In the old story, the bears would return to find their home trashed and porridge raided. A complacent Goldilocks would be caught sleeping by angry bears. Trade wars, Brexit, and Federal Reserve fiddling would shock the markets. Contrary to the children’s tale, our Goldilocks has been taking a wait-and-see attitude to what she found in the house. There are three chairs in the house, three bowls of porridge, and three beds, but she hasn’t touched any of them for fear of the bears’ return. Goldilocks is tired of standing. She is hungry and sleepy. Resolution of uncertainty has taken precedence over all else. Maybe this changes the ending of the story from bears to bulls.

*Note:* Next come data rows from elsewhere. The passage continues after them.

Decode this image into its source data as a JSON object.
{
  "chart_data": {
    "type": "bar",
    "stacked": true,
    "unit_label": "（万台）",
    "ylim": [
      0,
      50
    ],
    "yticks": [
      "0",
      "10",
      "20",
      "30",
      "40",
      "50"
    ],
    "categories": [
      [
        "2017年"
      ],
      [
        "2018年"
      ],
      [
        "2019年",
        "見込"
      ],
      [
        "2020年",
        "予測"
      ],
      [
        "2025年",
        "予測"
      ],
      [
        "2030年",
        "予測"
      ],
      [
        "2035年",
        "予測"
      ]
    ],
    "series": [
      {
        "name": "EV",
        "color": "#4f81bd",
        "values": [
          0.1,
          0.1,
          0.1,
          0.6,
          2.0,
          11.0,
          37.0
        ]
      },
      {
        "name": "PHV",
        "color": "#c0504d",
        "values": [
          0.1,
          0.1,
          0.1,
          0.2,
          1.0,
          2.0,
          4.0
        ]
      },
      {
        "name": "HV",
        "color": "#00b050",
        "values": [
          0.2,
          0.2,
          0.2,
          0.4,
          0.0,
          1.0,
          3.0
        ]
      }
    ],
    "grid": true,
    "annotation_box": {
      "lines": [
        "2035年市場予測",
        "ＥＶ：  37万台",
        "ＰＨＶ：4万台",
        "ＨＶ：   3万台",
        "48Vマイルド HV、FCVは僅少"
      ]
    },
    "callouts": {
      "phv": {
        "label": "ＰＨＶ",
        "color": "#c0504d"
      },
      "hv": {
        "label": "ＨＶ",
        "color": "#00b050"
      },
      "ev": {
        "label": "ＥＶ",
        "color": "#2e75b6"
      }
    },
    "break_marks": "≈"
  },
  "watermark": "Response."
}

The porridge is all cold and the bulls are all seated, but our hangry Goldilocks is happy to sit on the floor and eat. Although it’s not a bed, the bulls might even let Goldilocks sleep on the couch. This is kind of what the market feels like to me. At this point, there have been so many bad headlines, maybe the risk is priced in and the market can start to move based on fundamentals. Investors realize that the world didn’t end after the Brexit vote. The trade war didn’t spark massive inflation. The Fed backed off from its hawkish view of a year ago.
Happily Ever After?
Our happy ending might not mean a market melt-up so much as delaying the next recession. Or perhaps it means a shallow correction rather than a raging bear market. We’ll undoubtedly see each of these over the next 30+ years, but the short-term looks pretty vanilla.